Quant trading involves fixed costs
Quant trading requires costs and subscriptions. You need quality historic share/future price data, live data fees, VPS, and software. You can expect a price tag of a few hundred USD a month, depending on your level of service.
Some strategies are impossible to code – keep it simple
Some strategies can be difficult to code, if not impossible. They might be complex and require programming skills you don’t have, or you somehow can’t quantify the criteria. Nevertheless, complex strategies are not necessarily better than simpler ones, quite the opposite. An underappreciated trading skill is making “simple” strategies with few variables. Our own anecdotal experience indicates many programmers turned traders make things too complicated.
A computer is “dumb”
A computer is “dumb” – you need to code the computer what to do. Artificial intelligence has come a long way, but the human mind is still superior to your trading software. A human mind can understand irrational behavior. A computer can’t.
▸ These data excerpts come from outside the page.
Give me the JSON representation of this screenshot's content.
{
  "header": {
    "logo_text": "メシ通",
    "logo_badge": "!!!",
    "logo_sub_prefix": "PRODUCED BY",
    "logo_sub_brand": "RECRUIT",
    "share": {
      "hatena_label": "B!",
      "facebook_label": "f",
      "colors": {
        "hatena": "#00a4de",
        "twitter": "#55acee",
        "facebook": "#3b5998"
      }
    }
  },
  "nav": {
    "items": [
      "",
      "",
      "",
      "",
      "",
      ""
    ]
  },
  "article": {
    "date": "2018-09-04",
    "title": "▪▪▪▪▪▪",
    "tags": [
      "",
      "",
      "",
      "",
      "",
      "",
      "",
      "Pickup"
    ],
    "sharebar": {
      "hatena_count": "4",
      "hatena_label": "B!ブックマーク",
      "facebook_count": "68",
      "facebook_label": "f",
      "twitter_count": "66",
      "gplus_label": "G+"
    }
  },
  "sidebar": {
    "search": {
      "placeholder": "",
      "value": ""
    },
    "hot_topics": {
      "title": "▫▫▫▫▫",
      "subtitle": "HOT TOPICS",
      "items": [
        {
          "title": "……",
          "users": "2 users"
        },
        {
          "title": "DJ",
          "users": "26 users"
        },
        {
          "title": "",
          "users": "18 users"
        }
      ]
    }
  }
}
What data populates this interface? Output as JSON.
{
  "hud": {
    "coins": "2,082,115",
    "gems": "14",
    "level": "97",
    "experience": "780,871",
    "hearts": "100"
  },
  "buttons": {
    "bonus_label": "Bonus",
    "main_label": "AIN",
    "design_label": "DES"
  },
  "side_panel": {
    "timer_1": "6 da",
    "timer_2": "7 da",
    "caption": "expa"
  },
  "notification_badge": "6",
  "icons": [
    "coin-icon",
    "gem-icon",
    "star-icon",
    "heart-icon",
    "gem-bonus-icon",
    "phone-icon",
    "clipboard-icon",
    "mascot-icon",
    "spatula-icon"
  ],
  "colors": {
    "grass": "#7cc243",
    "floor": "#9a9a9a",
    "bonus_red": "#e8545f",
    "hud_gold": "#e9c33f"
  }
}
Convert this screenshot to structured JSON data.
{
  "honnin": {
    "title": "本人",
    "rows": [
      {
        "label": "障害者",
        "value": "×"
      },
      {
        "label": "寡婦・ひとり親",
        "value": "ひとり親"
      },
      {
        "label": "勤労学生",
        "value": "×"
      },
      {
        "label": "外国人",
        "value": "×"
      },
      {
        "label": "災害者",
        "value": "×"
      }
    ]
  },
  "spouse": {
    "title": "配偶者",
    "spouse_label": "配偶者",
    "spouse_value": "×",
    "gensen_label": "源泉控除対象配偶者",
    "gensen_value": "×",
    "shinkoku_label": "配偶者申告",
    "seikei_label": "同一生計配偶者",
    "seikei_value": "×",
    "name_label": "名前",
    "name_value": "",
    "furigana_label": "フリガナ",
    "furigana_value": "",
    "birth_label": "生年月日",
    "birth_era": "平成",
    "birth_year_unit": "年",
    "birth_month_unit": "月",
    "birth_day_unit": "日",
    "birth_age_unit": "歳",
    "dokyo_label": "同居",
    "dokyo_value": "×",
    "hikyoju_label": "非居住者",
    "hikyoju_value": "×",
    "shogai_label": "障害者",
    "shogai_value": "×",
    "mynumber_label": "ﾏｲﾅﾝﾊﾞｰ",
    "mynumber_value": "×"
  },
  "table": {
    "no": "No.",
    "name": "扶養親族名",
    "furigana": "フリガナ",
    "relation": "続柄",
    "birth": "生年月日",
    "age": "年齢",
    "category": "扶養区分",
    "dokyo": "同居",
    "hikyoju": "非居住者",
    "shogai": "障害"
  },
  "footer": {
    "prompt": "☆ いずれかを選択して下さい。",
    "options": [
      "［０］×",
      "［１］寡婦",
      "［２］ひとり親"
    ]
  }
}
Quants need to develop strategies continually
Quant trading requires constant development of existing and new strategies. The reality of automated trading is that most, if not all, strategies eventually die or get “arbed” away. The only constant in the market is change.
Loss of control
Ironically, the loss of control might make you more uncertain. For example, many quant traders turned off their programs in March 2020 when the Covid-19 created enormous volatility. Opposite, if you already “know” the strategy will not work, it can be problematic just to ignore one or two trades. There are always temptations to fiddle with the systems.